Harvey Mackay: Rejection can be a blessing
Anytime you feel like quitting throughout your career, perhaps you’ll remember this story of one of our people:
When he was born, he was given the nickname "Sparky." School was very difficult for Sparky, and he failed eighth grade. He also flunked several subjects in high school, the same high school that I attended a few years later.
He wasn’t very good in sports, either. He did make the school’s golf team, but he lost the most important match of the season and the consolation match too. Throughout his youth, Sparky was awkward. He felt he was a loser and other kids avoided him.
One thing that was important to him, however, was his artwork. He spent most of his free time drawing. He offered sketches to the high school yearbook, but they were rejected. Later on, he submitted his cartoons to many publications and studios, including Disney, and he was turned down by every single one.
Sparky was drafted into World War II, later stating, "The Army taught me all I needed to know about loneliness." After the war, he dated a woman who rejected his marriage proposal and then married another man the following year.
He decided to tell his life story in cartoons and was picked up by United Feature Syndicate in 1950, but they forced him to rename his comic strip from "Li’l Folks" to "Peanuts." Sparky did not like the idea, but he was ecstatic that his comics were finally getting published.
"Peanuts" would go on to become a cultural phenomenon because people could relate to the lovable loser main character, Charlie Brown, who reminded people of their own embarrassing and painful moments. But he never gave up. Nor did Charles Schulz.
We all face discouragement and rejection in our lives, but we have a choice in how we handle it. You can’t avoid rejection. The sooner you find out that rejection is a part of life, the better off you will be. It’s how you deal with it that sets you apart.
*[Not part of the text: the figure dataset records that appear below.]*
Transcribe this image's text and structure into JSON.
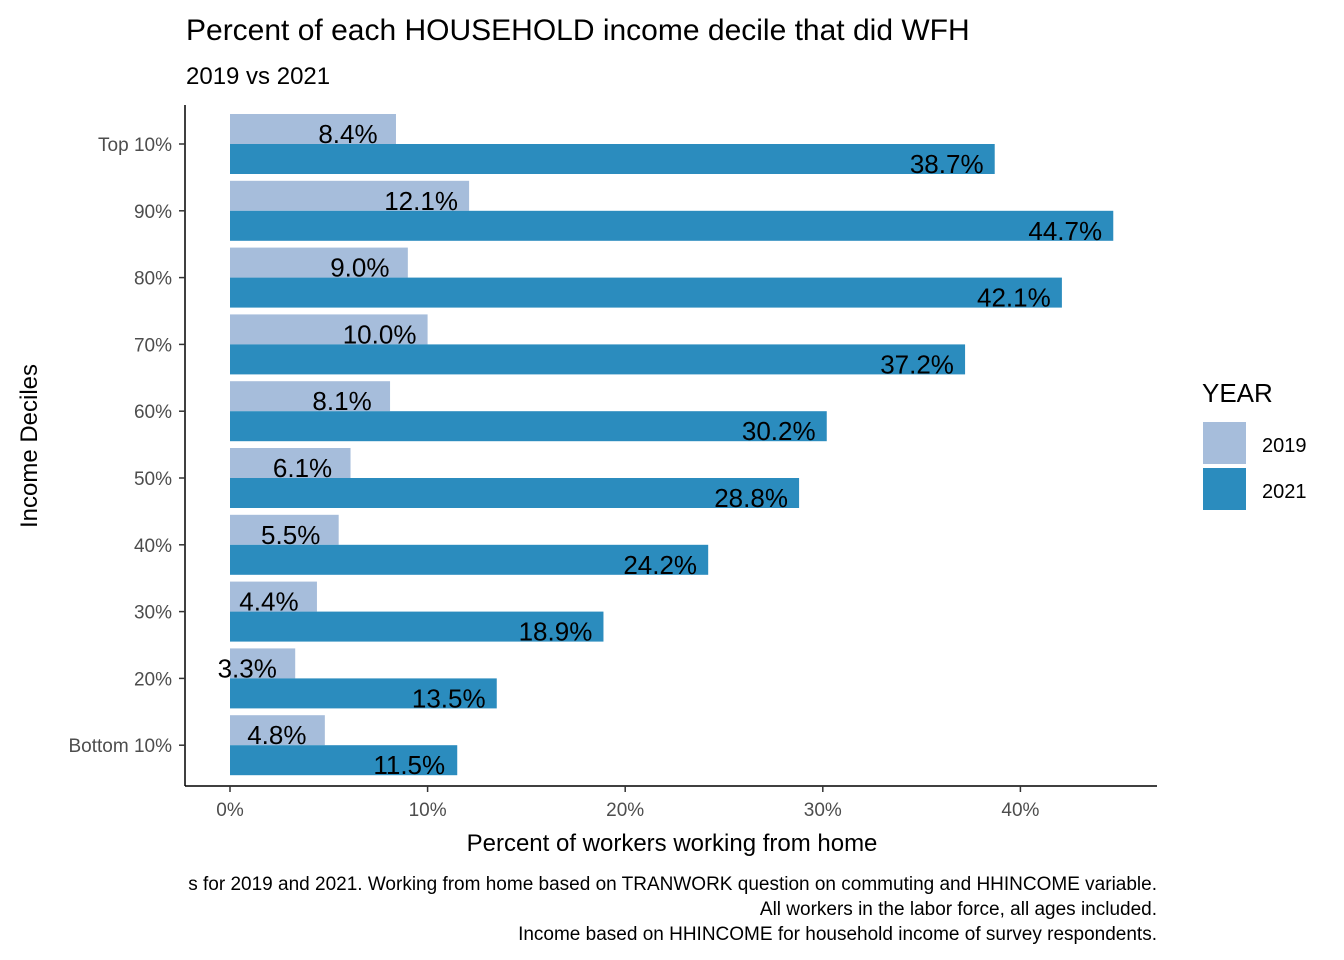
{
  "chart_data": {
    "type": "bar",
    "orientation": "horizontal",
    "title": "Percent of each HOUSEHOLD income decile that did WFH",
    "subtitle": "2019 vs 2021",
    "xlabel": "Percent of workers working from home",
    "ylabel": "Income Deciles",
    "xlim": [
      0,
      45
    ],
    "x_ticks": [
      0,
      10,
      20,
      30,
      40
    ],
    "x_tick_labels": [
      "0%",
      "10%",
      "20%",
      "30%",
      "40%"
    ],
    "categories": [
      "Top 10%",
      "90%",
      "80%",
      "70%",
      "60%",
      "50%",
      "40%",
      "30%",
      "20%",
      "Bottom 10%"
    ],
    "series": [
      {
        "name": "2019",
        "color": "#a6bddb",
        "values": [
          8.4,
          12.1,
          9.0,
          10.0,
          8.1,
          6.1,
          5.5,
          4.4,
          3.3,
          4.8
        ],
        "labels": [
          "8.4%",
          "12.1%",
          "9.0%",
          "10.0%",
          "8.1%",
          "6.1%",
          "5.5%",
          "4.4%",
          "3.3%",
          "4.8%"
        ]
      },
      {
        "name": "2021",
        "color": "#2b8cbe",
        "values": [
          38.7,
          44.7,
          42.1,
          37.2,
          30.2,
          28.8,
          24.2,
          18.9,
          13.5,
          11.5
        ],
        "labels": [
          "38.7%",
          "44.7%",
          "42.1%",
          "37.2%",
          "30.2%",
          "28.8%",
          "24.2%",
          "18.9%",
          "13.5%",
          "11.5%"
        ]
      }
    ],
    "legend": {
      "title": "YEAR",
      "position": "right"
    },
    "grid": false,
    "caption": [
      "s for 2019 and 2021. Working from home based on TRANWORK question on commuting and HHINCOME variable.",
      "All workers in the labor force, all ages included.",
      "Income based on HHINCOME for household income of survey respondents."
    ]
  }
}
A prime example comes from Charlie Brown himself. In the first panel of a classic strip, he tells his buddy, "I learned something in school today. I signed up for folk guitar, computer programming, stained glass, art, shoemaking and a natural foods workshop.
"Instead, I got spelling, history, arithmetic, and two study periods."
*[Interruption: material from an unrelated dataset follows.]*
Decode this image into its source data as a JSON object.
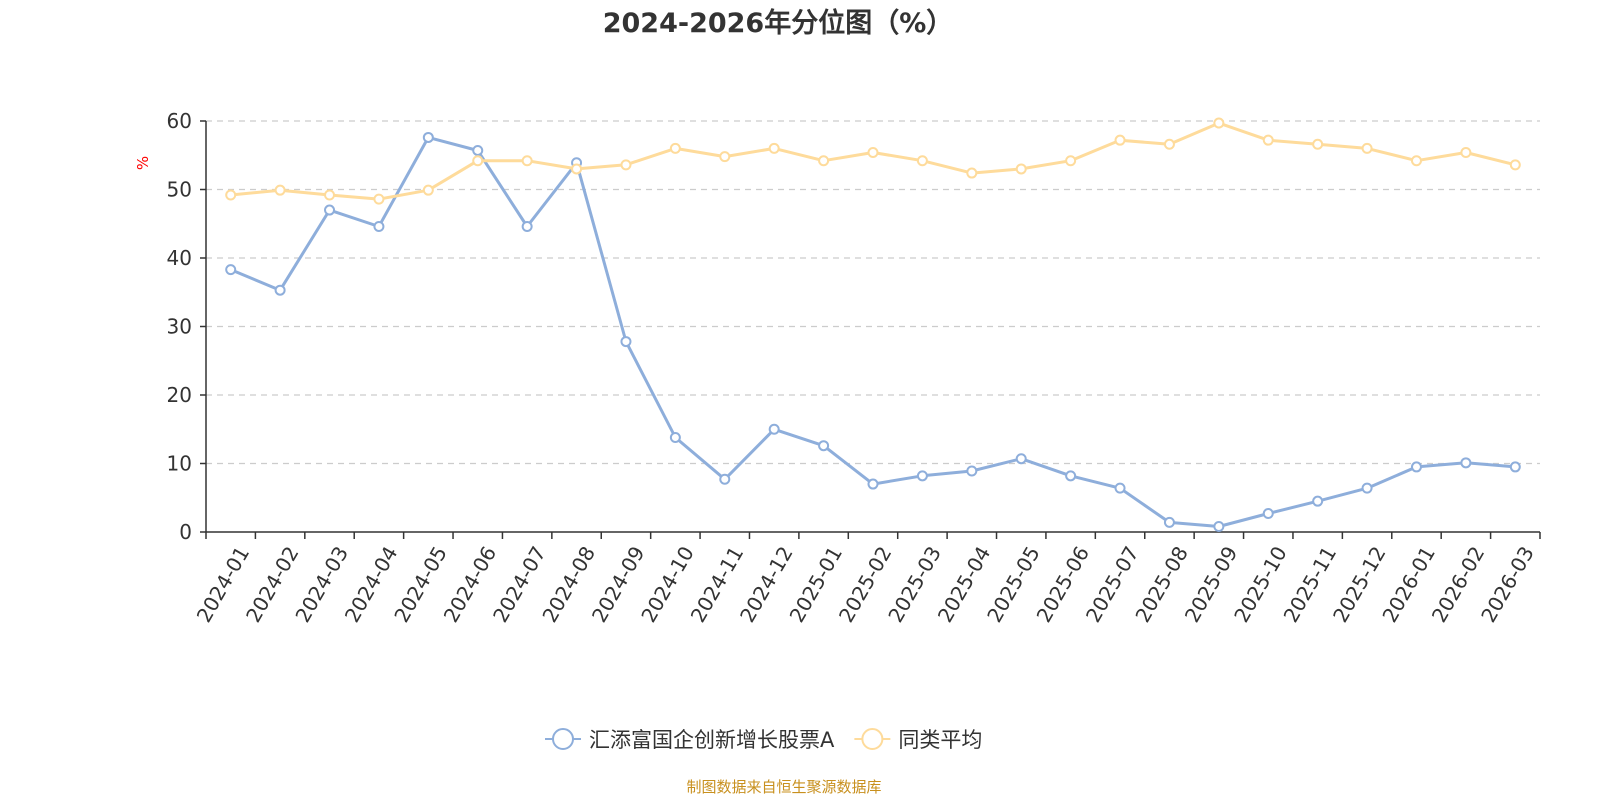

The next panel shows Charlie’s pal asking, "So, what did you learn?"
In his infinite wisdom, Charlie replies, "I learned that what you sign up for in life, and what you get, are two different things."
In my book, "We Got Fired! ... and It’s the Best Thing That Ever Happened to Us," I featured businesswoman and author Deborah Rosado Shaw, who rose from poverty to create a multimillion-dollar umbrella-making business, Umbrellas Plus.
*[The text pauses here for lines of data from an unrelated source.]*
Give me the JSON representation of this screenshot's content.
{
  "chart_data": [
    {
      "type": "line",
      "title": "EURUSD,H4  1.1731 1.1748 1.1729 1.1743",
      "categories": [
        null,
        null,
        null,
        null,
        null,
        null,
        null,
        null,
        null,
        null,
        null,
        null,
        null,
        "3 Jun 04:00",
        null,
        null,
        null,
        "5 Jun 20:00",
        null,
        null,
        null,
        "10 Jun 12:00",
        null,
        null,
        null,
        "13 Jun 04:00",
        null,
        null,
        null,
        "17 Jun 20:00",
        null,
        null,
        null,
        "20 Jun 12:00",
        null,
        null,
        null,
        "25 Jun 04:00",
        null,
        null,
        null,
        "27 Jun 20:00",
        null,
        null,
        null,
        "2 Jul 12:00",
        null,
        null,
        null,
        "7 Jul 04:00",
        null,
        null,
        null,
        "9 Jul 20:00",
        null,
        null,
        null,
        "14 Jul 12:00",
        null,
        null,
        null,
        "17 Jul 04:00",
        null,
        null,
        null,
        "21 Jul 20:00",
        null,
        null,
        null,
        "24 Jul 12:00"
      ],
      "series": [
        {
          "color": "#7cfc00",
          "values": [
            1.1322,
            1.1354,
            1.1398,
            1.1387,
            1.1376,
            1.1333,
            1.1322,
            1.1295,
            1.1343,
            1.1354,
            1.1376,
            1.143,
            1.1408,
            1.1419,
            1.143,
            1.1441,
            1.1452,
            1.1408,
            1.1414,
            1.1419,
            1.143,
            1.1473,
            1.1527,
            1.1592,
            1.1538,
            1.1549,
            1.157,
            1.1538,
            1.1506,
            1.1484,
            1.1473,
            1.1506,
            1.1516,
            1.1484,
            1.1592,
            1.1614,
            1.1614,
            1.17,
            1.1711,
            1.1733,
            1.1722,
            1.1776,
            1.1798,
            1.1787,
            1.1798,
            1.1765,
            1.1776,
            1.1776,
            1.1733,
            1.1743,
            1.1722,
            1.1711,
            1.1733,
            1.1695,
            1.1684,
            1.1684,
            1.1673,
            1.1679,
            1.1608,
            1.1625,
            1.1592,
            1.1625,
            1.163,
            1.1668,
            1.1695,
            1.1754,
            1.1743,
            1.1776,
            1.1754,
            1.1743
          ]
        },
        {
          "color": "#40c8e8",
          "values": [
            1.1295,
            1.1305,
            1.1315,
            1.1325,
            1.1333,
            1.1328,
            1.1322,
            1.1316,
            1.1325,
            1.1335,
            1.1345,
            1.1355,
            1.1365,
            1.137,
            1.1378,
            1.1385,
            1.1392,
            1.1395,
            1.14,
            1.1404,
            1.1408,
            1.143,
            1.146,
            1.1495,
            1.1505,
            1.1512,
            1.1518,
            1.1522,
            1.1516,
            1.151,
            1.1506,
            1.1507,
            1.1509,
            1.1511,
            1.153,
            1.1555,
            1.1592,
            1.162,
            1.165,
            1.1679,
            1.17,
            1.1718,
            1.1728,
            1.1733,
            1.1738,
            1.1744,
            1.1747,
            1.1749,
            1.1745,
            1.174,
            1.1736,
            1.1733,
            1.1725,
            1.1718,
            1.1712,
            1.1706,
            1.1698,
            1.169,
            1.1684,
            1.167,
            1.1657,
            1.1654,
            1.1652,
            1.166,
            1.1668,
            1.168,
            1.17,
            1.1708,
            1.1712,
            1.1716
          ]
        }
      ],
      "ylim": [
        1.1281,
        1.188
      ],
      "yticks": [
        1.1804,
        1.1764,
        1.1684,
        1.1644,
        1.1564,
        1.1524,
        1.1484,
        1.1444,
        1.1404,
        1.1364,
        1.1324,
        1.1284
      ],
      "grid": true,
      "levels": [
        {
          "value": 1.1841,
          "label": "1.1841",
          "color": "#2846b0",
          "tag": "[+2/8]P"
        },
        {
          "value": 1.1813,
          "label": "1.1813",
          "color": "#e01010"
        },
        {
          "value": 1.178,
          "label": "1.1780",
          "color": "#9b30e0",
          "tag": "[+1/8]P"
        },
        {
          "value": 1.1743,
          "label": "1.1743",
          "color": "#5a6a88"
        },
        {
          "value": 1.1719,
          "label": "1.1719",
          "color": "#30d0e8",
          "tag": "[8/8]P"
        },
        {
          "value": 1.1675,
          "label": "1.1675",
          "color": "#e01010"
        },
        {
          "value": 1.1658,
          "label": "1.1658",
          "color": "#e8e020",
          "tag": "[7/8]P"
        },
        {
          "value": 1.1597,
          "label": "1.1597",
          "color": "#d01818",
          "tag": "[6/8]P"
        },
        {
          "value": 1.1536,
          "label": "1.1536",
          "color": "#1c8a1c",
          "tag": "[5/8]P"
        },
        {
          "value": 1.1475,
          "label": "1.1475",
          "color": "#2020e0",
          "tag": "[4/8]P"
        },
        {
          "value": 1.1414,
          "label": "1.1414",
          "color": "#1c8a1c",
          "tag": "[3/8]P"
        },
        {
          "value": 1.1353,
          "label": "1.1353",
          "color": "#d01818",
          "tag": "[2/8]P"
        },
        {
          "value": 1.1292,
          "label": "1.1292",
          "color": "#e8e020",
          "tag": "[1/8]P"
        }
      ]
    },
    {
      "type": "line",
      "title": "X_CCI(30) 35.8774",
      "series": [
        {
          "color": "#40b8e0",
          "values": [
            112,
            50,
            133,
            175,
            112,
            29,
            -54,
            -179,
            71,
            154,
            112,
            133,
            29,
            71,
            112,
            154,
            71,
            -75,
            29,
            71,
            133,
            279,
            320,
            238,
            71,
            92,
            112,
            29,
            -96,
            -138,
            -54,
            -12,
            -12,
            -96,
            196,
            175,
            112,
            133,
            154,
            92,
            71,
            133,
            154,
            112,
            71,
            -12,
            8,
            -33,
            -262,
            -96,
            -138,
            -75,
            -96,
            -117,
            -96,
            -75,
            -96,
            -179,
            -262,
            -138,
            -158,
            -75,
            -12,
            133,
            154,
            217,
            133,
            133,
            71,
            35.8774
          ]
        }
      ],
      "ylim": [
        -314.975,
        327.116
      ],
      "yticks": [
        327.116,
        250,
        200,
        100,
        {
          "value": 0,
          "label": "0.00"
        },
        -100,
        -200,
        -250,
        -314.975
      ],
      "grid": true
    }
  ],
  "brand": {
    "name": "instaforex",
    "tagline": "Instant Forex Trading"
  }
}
The secret of her success? As she described in an Atlanta Journal-Constitution article some years ago, she learned to play beyond the rules.
Refused admission to law school 11 times, she went into sales, which led to the creation of her company. She offers the following advice on getting ahead:
• Be willing to sacrifice.
• Get used to fear.
• Know where you’re going.
• Enlist the help of a business coach or mentor.
• Be creative about what you want.
• Make noise.
• Trade what’s predictable for what’s possible.
I’ve dealt with plenty of rejection over the course of my career, and I always offer the same advice. I usually focus on sales rejection, which constitutes most of my dealings.
First, don’t take it personally. You must remember that the person isn’t rejecting you; they’re rejecting what you’re selling. Always leave the door open. I always thank the person I’m calling on because they took valuable time out of their day to meet or talk with me. I’m grateful because we never know if our paths might cross again.
My absolute biggest rule on rejection is to never say no for the other person. Don’t anticipate rejection because then you won’t even try, let alone give your best effort. If you don’t believe in what you are selling, how can you expect a prospect to buy it?
I’m careful to analyze every rejection. I always want to know why people say no, and I’m not afraid to ask.
It’s helpful to remember past achievements. Look back to your past successes. Never pass up an opportunity to hone your skills and be ready for better times.
Mackay’s Moral: As I look back on my life, I realize that every time I was being rejected from something good, I was being re-directed to something better.